In other words, the price increase is driven almost entirely by artificially constrained supply in the face of overwhelming demand as opposed to rising per-unit production costs.
The idea of comparative advantages in Economics teaches us that just because we can do something, doesn't mean we should.
Reality …
Of course in reality, Apple would be rendered completely non-competitive so trying to figure out the exact price in this scenario is a mostly meaningless exercise.
Its business model depends on having billions of active devices and hundreds of millions of active (and relatively affluent) users out there funneling money to the app developer eco-system. Without a large user base, the iOS ecosystem would quickly wither on the vine.

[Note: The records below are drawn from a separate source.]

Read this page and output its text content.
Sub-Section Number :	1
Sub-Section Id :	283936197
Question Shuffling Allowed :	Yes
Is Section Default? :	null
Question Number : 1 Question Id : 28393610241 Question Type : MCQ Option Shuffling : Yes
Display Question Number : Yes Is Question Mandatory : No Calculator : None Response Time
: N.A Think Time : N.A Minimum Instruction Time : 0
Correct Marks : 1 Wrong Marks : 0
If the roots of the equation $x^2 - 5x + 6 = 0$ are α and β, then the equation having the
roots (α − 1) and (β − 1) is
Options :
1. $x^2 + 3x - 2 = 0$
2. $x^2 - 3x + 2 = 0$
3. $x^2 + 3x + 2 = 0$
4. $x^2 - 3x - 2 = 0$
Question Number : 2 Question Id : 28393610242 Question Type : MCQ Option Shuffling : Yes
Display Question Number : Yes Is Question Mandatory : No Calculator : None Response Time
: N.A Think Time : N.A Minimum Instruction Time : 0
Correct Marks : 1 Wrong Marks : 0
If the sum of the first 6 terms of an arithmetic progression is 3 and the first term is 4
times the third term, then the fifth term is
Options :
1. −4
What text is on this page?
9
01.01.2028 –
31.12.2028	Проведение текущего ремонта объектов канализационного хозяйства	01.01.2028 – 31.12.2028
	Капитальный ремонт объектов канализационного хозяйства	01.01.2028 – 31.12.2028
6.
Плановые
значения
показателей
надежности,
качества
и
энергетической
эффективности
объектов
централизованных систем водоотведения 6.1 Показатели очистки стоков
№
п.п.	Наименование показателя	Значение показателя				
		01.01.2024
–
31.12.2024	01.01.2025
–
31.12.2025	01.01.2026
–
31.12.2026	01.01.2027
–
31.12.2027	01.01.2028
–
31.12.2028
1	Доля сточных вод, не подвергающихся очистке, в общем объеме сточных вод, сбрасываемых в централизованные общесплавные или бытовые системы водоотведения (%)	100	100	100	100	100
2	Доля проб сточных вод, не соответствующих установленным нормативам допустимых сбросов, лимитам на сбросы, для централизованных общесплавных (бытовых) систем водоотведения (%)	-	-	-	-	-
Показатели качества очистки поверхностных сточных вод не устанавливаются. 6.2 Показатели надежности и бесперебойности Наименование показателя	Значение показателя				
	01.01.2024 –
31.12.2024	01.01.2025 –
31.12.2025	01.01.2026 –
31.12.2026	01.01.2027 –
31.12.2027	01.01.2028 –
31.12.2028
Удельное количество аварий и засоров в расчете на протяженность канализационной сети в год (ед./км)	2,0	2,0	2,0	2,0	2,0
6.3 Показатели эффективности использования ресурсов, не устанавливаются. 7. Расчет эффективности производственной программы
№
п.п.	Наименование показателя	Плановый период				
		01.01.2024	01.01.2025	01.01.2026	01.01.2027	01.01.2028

Apple’s scale provides significant negotiating leverage with its component suppliers. Reducing manufacturing production by 50 to 100x would give them less negotiating leverage than many handset manufacturers in China that nobody has ever heard of. Samsung Electronics would cackle with delight when it found out Apple was being forced to move manufacturing to the U.S.
Apple’s scale also allows it to amortize its product development and brand marketing budget across hundreds of million devices per year. Artificially constraining supply by two orders of magnitude would mean that the amortized portion of these fixed costs are going up tremendously.
Its foreign competitors, unconstrained by this artificial and sub-optimal manufacturing requirement, would fill in the void and soon devour the market turning iOS into a non-factor overnight. App developers would stop developing for iOS and just focus on Android. Apple’s future plans extending the iOS eco-system into new product categories would be squashed.
In effect, we would have successfully killed off the most valuable and arguably finest and most successful company in U.S. history — a company that is responsible for directly and indirectly creating hundreds of thousands of well-paying jobs in the United States and helping us lower our real trade deficit [5] by billions of dollars per year.
The irony is that after all of this, even $100,000 might be too low a price. Because after killing off Apple many years from now the only place you would be able to find an iPhone would be in the museum.
Notes
[1] Source: Fortune / Youtube: Tim Cook Discusses Apple's Future in China. The rest of the interview is also quite fascinating with Tim sharing many more of his observations and anecdotes about doing business in China.
[2] Tim Cook rose through the Apple organization in their operations group after spending over a dozen years working in fulfillment and operations in the PC industry. He was at Apple during its transition from the PC era to the mobile era and was instrumental in helping Apple figure out how to do high-quality manufacturing of these smaller devices at scale, eventually rising to COO under Steve Jobs. Critical to this transition was figuring out how to get manufacturing right — Apple had struggled in the 1980s trying to be a vertically integrated manufacturer and this was one reason why IBM-compatible PCs eventually “won”. And key to figuring out manufacturing was working in partnership with Taiwanese/Chinese manufacturers like Foxconn.
[3] Germany is a global leader in the precision tooling industry. Coincidence? I don’t think so.
[4] This estimate is simply based on Tim Cook’s comments on how many qualified tooling engineers we have here (“I’m not sure we could fill this room”) compared to China (“could fill multiple football fields”).